For the loss function of logistic regression $$ \ell = \sum_{i=1}^n \left[ y_i \boldsymbol{\beta}^T \mathbf{x}_{i} - \log \left(1 + \exp( \boldsymbol{\beta}^T \mathbf{x}_{i} \right) \right] $$ I understand that its first order derivative is $$ \frac{\partial \ell}{\partial \beta} = \boldsymbol{X}^T(\boldsymbol{y} - \boldsymbol{p}) $$ where $$ p = \frac{exp(\boldsymbol{X} \cdot \beta)}{1 + exp(\boldsymbol{X} \cdot \beta)} $$ and its second order derivative is
$$ \frac{\partial^2 \ell}{\partial \beta^2} = \boldsymbol{X}^T\boldsymbol{W}\boldsymbol{X} $$ where $\boldsymbol{W}$ is a $n*n$ diagonal matrix and the $i-th$ diagonal element of $\boldsymbol{W}$ is equal to $p_i(1-p_i)$. However, I am struggling with the first order and second order derivative of the loss function of logistic regression with L2 regularization
$$ \ell = \sum_{i=1}^n \left[ y_i \boldsymbol{\beta}^T \mathbf{x}_{i} - \log \left(1 + \exp( \boldsymbol{\beta}^T \mathbf{x}_{i} \right) \right] + \lambda \Sigma_{j}^{p}\beta_j^2 $$
I try to extrapolate $\boldsymbol{X}^T(\boldsymbol{y} - \boldsymbol{p})$ and $\boldsymbol{X}^T\boldsymbol{W}\boldsymbol{X}$ by simply adding one more term according to my meager knowledge of calculus, making them $\boldsymbol{X}^T(\boldsymbol{y} - \boldsymbol{p}) + 2\lambda\boldsymbol{\beta}$ and $\boldsymbol{X}^T\boldsymbol{W}\boldsymbol{X} + 2\lambda$
But it appears to me that the thing does not work this way.
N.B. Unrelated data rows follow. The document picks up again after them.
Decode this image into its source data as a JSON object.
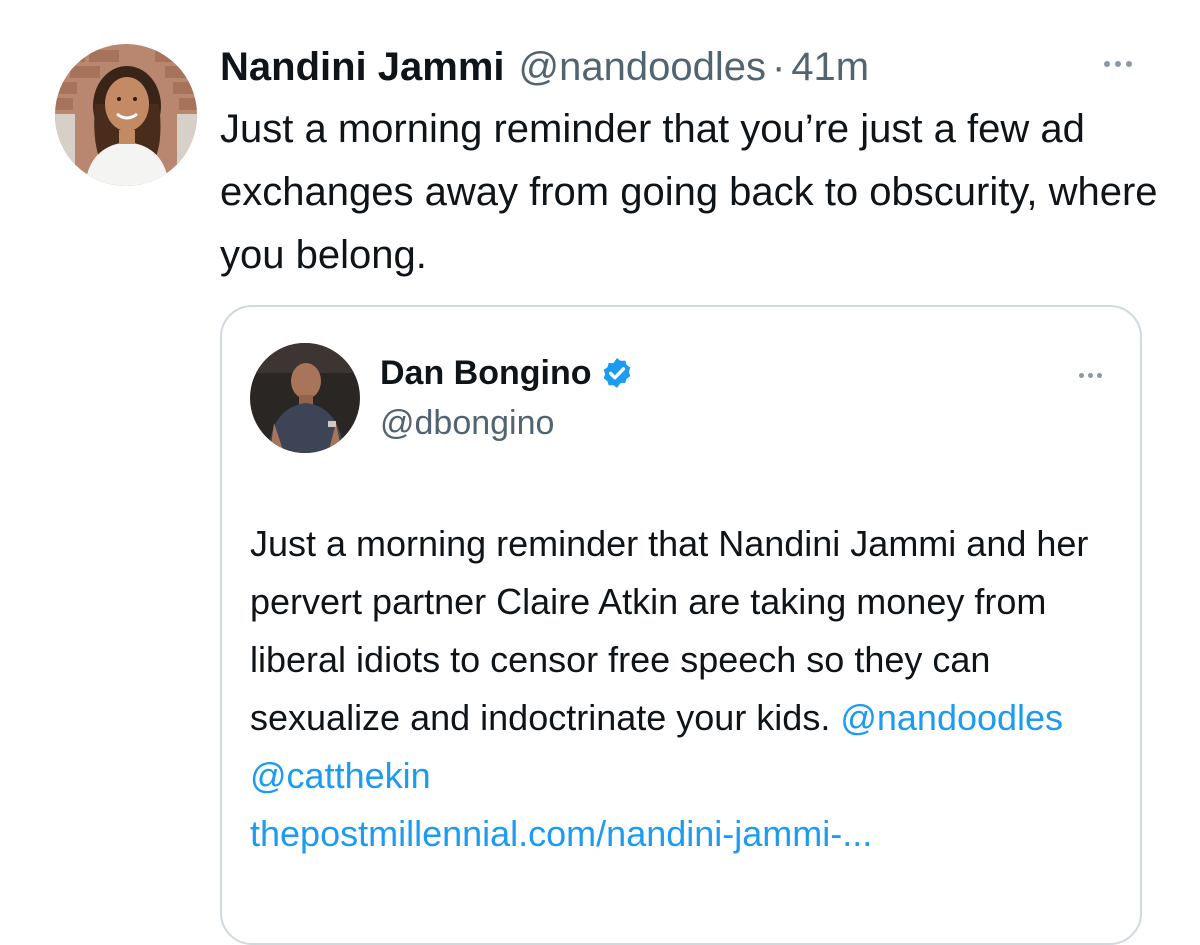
{
  "tweet": {
    "author_name": "Nandini Jammi",
    "author_handle": "@nandoodles",
    "separator": "·",
    "timestamp": "41m",
    "text": "Just a morning reminder that you’re just a few ad exchanges away from going back to obscurity, where you belong."
  },
  "quoted_tweet": {
    "author_name": "Dan Bongino",
    "author_handle": "@dbongino",
    "verified": true,
    "text": "Just a morning reminder that Nandini Jammi and her pervert partner Claire Atkin are taking money from liberal idiots to censor free speech so they can sexualize and indoctrinate your kids.",
    "mentions": [
      "@nandoodles",
      "@catthekin"
    ],
    "link_text": "thepostmillennial.com/nandini-jammi-..."
  },
  "colors": {
    "text_primary": "#0f1419",
    "text_secondary": "#536471",
    "link": "#1d9bf0",
    "border": "#cfd9de",
    "verified_badge": "#1d9bf0"
  },
  "icons": {
    "more": "more-dots-icon",
    "verified": "verified-badge-icon"
  }
}
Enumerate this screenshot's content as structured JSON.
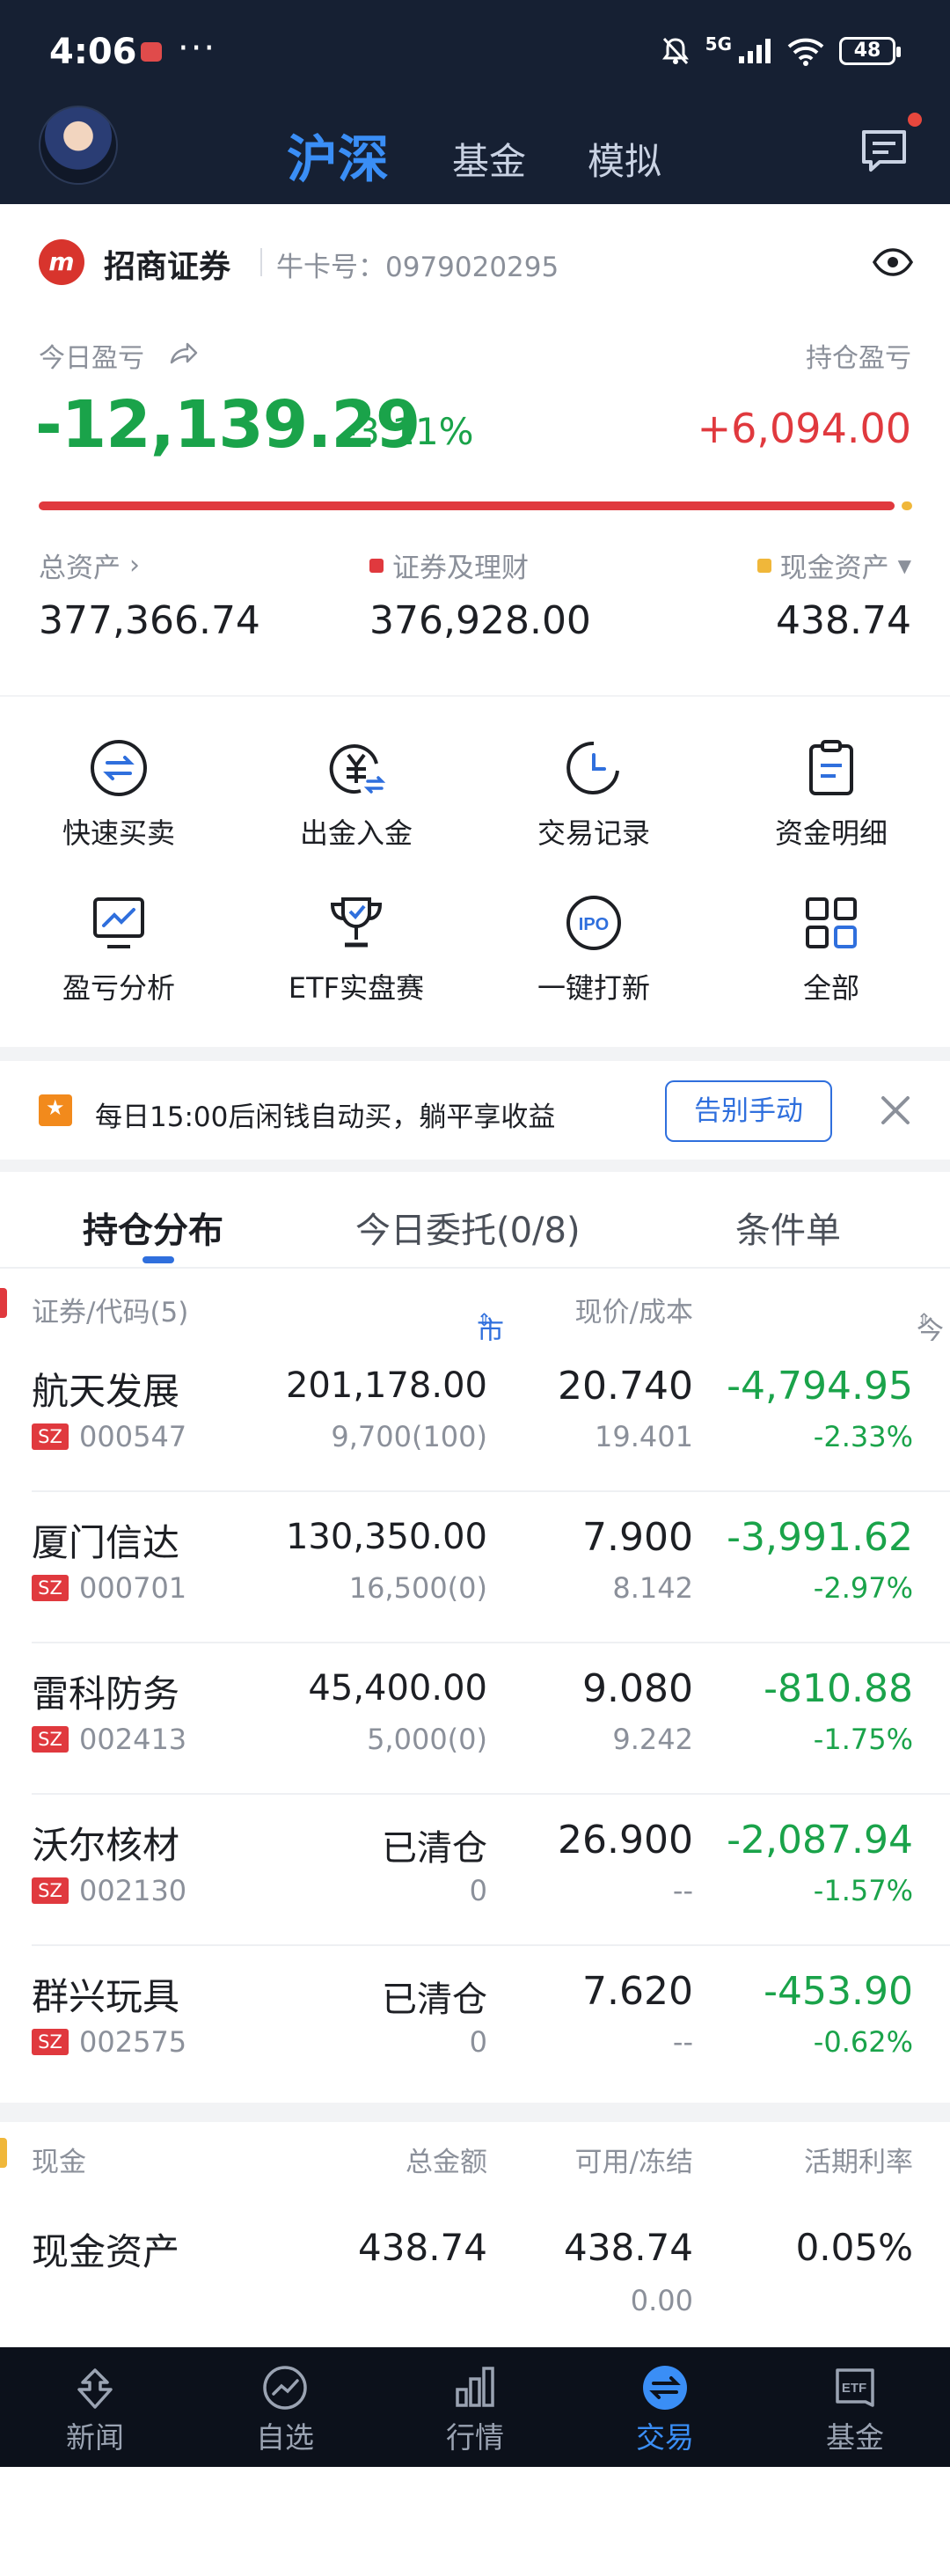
{
  "status_bar": {
    "time": "4:06",
    "more": "···",
    "network": "5G",
    "battery": "48"
  },
  "top_tabs": [
    {
      "label": "沪深",
      "active": true
    },
    {
      "label": "基金",
      "active": false
    },
    {
      "label": "模拟",
      "active": false
    }
  ],
  "account": {
    "broker_name": "招商证券",
    "niuka_label": "牛卡号：",
    "niuka_number": "0979020295",
    "today_pnl_label": "今日盈亏",
    "today_pnl": "-12,139.29",
    "today_pnl_pct": "-3.11%",
    "holding_pnl_label": "持仓盈亏",
    "holding_pnl": "+6,094.00",
    "securities_share": 0.9988,
    "total_assets_label": "总资产",
    "total_assets": "377,366.74",
    "securities_label": "证券及理财",
    "securities_value": "376,928.00",
    "cash_label": "现金资产",
    "cash_value": "438.74"
  },
  "colors": {
    "down": "#1aa34a",
    "up": "#e0393e",
    "accent": "#3a8ef6",
    "cash": "#f0b73a",
    "header": "#162033"
  },
  "quick_menu": [
    {
      "label": "快速买卖",
      "icon": "swap-icon"
    },
    {
      "label": "出金入金",
      "icon": "yuan-transfer-icon"
    },
    {
      "label": "交易记录",
      "icon": "clock-icon"
    },
    {
      "label": "资金明细",
      "icon": "clipboard-icon"
    },
    {
      "label": "盈亏分析",
      "icon": "chart-monitor-icon"
    },
    {
      "label": "ETF实盘赛",
      "icon": "trophy-icon"
    },
    {
      "label": "一键打新",
      "icon": "ipo-icon"
    },
    {
      "label": "全部",
      "icon": "grid-icon"
    }
  ],
  "banner": {
    "text": "每日15:00后闲钱自动买，躺平享收益",
    "button": "告别手动"
  },
  "holding_tabs": [
    {
      "label": "持仓分布",
      "active": true
    },
    {
      "label": "今日委托(0/8)",
      "active": false
    },
    {
      "label": "条件单",
      "active": false
    }
  ],
  "holdings_header": {
    "col1": "证券/代码(5)",
    "col2": "市值/股数(可卖)",
    "col3": "现价/成本",
    "col4": "今日盈亏"
  },
  "holdings": [
    {
      "name": "航天发展",
      "market": "SZ",
      "code": "000547",
      "market_value": "201,178.00",
      "shares": "9,700(100)",
      "price": "20.740",
      "cost": "19.401",
      "pnl": "-4,794.95",
      "pnl_pct": "-2.33%"
    },
    {
      "name": "厦门信达",
      "market": "SZ",
      "code": "000701",
      "market_value": "130,350.00",
      "shares": "16,500(0)",
      "price": "7.900",
      "cost": "8.142",
      "pnl": "-3,991.62",
      "pnl_pct": "-2.97%"
    },
    {
      "name": "雷科防务",
      "market": "SZ",
      "code": "002413",
      "market_value": "45,400.00",
      "shares": "5,000(0)",
      "price": "9.080",
      "cost": "9.242",
      "pnl": "-810.88",
      "pnl_pct": "-1.75%"
    },
    {
      "name": "沃尔核材",
      "market": "SZ",
      "code": "002130",
      "market_value": "已清仓",
      "shares": "0",
      "price": "26.900",
      "cost": "--",
      "pnl": "-2,087.94",
      "pnl_pct": "-1.57%"
    },
    {
      "name": "群兴玩具",
      "market": "SZ",
      "code": "002575",
      "market_value": "已清仓",
      "shares": "0",
      "price": "7.620",
      "cost": "--",
      "pnl": "-453.90",
      "pnl_pct": "-0.62%"
    }
  ],
  "cash_header": {
    "col1": "现金",
    "col2": "总金额",
    "col3": "可用/冻结",
    "col4": "活期利率"
  },
  "cash_row": {
    "name": "现金资产",
    "total": "438.74",
    "available": "438.74",
    "frozen": "0.00",
    "rate": "0.05%"
  },
  "bottom_nav": [
    {
      "label": "新闻",
      "icon": "news-icon",
      "active": false
    },
    {
      "label": "自选",
      "icon": "trend-icon",
      "active": false
    },
    {
      "label": "行情",
      "icon": "bar-chart-icon",
      "active": false
    },
    {
      "label": "交易",
      "icon": "trade-icon",
      "active": true
    },
    {
      "label": "基金",
      "icon": "etf-icon",
      "active": false
    }
  ]
}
So what is the correct 1st and 2nd order derivative of the loss function for the logistic regression with L2 regularization?
$\def\D{{\rm Diag}}\def\o{{\tt1}}\def\p#1#2{\frac{\partial #1}{\partial #2}}$You have expressions for a loss function and its the derivatives (gradient, Hessian) $$\eqalign{ \ell &= y:X\beta - \o:\log\left(e^{Xb}+\o\right) \\ g_{\ell} &= \p{\ell}{\beta} = X^T(y-p) \qquad&{\rm where}\;\;p = \sigma(Xb) \\ H_{\ell} &= \p{g_{\ell}}{\beta} = -X^T\left(P-P^2\right)X \qquad&{\rm where}\;\,P = \D(p) \\ }$$ and now you want to add regularization. So let's do that $$\eqalign{ \mu &= \ell + \lambda\big\|\beta\big\|_F^2 \\ &= \ell + \lambda\beta:\beta \\ d\mu &= d\ell + 2\lambda\beta:d\beta \\ &= (g_{\ell}:d\beta) + (2\lambda\beta:d\beta) \\ &= (g_{\ell} + 2\lambda\beta):d\beta \\ g_\mu &= \p{\mu}{\beta} = g_{\ell} + 2\lambda\beta \\\\ dg_\mu &= dg_{\ell} + 2\lambda\,d\beta \\ &= H_{\ell}\,d\beta + 2\lambda I\,d\beta \\ &= \left(H_{\ell} + 2\lambda I\right)d\beta \\ H_\mu &= \p{g_\mu}{\beta} = H_\ell + 2\lambda I \\\\ }$$
In the above, a colon is used to denote the trace/Frobenius product, i.e. $$\eqalign{ A:B = {\rm Tr}(A^TB) \\ A:A = \big\|A\big\|_F^2 \\ }$$ when $(A,B)$ are vectors this definition corresponds to the standard dot product.
The Frobenius product inherits nice algebraic properties from the trace function, e.g. $$\eqalign{ A:B &= B:A = B^T:A^T \\ CA:B &= C:BA^T = A:C^TB \\ }$$ It also has nice behavior under differentiation $$\eqalign{ d(A:B) &= dA:B + A:dB \\ d(A:A) &= dA:A + A:dA \\ &= A:dA + A:dA \\ &= 2A:dA \\ }$$